Figma’s 0 to 1 phase was notoriously long. The company was founded in 2012, but it took four years before they publicly launched their product in 2016. Figma co-founder Dylan Field reflects on what he learned from this period:

“From August 2012 to June of 2013, that was a period where we were pivoting constantly trying lots of things. But then we had a thesis, felt like there was an opportunity, and started to build it out more. Then it was like, ‘Okay, this is going to take a while.’ In retrospect, we were lucky to have raised money and have resources, but I should have hired faster once we started to get signal from the market that we had product/market fit.”

Dylan recalls going to a user study with a friend who was a designer at Coursera.

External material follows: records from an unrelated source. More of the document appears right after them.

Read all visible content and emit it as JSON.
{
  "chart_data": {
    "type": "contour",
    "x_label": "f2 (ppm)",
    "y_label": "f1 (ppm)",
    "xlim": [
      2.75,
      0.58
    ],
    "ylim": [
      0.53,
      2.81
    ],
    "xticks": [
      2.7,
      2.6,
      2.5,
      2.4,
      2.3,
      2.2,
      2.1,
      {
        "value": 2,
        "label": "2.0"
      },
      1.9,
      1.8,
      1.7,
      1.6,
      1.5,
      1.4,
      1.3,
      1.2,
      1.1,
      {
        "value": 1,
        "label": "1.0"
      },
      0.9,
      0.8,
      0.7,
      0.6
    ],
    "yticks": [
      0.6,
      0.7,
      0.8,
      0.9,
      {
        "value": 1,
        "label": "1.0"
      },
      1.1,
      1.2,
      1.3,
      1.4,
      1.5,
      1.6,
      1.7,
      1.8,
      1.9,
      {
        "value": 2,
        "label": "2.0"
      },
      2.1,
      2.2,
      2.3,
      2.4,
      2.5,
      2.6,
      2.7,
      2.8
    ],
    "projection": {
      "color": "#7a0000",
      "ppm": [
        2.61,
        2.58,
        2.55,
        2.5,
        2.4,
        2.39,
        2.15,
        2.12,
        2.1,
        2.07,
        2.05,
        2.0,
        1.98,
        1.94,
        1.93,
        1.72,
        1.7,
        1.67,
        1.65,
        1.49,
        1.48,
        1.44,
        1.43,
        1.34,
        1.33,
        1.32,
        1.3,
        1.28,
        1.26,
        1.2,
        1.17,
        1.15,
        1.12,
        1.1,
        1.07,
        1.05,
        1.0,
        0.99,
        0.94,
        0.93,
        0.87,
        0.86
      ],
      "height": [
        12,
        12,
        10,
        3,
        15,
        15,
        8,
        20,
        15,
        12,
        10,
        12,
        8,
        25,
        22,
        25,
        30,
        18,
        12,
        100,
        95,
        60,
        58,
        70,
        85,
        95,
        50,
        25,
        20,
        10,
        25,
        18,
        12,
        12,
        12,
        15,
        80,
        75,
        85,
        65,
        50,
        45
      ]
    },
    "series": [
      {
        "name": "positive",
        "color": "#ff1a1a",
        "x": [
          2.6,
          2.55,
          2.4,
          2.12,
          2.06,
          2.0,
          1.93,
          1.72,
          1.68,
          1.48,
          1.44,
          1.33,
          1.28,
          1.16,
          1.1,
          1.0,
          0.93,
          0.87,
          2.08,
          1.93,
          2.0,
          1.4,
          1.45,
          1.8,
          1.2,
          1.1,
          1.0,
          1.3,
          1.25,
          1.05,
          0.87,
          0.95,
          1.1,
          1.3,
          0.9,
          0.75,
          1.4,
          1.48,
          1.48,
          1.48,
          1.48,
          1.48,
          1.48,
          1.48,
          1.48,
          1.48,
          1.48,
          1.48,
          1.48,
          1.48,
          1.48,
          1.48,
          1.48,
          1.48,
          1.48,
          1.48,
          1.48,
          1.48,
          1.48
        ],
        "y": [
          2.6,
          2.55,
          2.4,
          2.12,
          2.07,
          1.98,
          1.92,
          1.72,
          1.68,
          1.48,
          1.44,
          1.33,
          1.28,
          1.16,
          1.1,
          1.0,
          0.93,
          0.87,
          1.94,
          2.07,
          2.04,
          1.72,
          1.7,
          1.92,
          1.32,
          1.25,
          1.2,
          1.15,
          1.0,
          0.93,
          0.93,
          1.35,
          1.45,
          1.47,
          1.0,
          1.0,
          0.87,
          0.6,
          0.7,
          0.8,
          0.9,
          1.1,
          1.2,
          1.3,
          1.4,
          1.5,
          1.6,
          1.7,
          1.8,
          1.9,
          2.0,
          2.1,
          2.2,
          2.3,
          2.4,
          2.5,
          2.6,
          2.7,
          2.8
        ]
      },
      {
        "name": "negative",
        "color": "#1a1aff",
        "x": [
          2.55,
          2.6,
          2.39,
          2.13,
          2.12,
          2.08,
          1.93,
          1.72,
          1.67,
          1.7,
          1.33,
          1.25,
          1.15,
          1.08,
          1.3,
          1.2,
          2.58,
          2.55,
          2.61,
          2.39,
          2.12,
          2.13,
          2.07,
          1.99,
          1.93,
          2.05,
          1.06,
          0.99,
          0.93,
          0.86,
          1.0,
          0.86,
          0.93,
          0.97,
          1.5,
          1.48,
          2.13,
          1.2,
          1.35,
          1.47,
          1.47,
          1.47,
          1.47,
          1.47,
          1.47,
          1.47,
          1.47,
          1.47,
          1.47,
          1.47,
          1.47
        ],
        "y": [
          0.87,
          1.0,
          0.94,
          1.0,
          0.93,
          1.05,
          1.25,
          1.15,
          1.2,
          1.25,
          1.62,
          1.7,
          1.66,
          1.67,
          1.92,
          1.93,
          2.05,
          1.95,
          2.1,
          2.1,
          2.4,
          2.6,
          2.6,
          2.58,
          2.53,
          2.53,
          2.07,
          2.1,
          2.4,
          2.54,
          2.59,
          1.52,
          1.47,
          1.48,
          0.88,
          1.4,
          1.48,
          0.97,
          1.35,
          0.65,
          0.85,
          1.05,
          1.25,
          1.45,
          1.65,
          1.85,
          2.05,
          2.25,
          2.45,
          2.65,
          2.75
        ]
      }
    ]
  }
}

The following day, his friend sent over a 12-page document listing all of the stuff he wanted Dylan to build into Figma.

“I should’ve taken something like that and gone, ‘Okay, this is clear product/market pull.’ The market was pulling the product out of us. I should’ve then gone and hired faster. But instead I was still very cautious. And so that’s something where I wish — if I could go back in time — we would’ve gone a little faster there.”

Sam Altman gives similar advice:

“In the early days, when you’re experimenting and zig zagging, you’re like a fast little speed boat and want to be able to turn the whole company on a dime. You can’t do that if you’re a big company—cash burn aside, which is another problem. The flexibility of the company basically decreases with the square of the number of employees, so you want to stay really small until you’re sure things are working. Once things are working, then you can get really big.”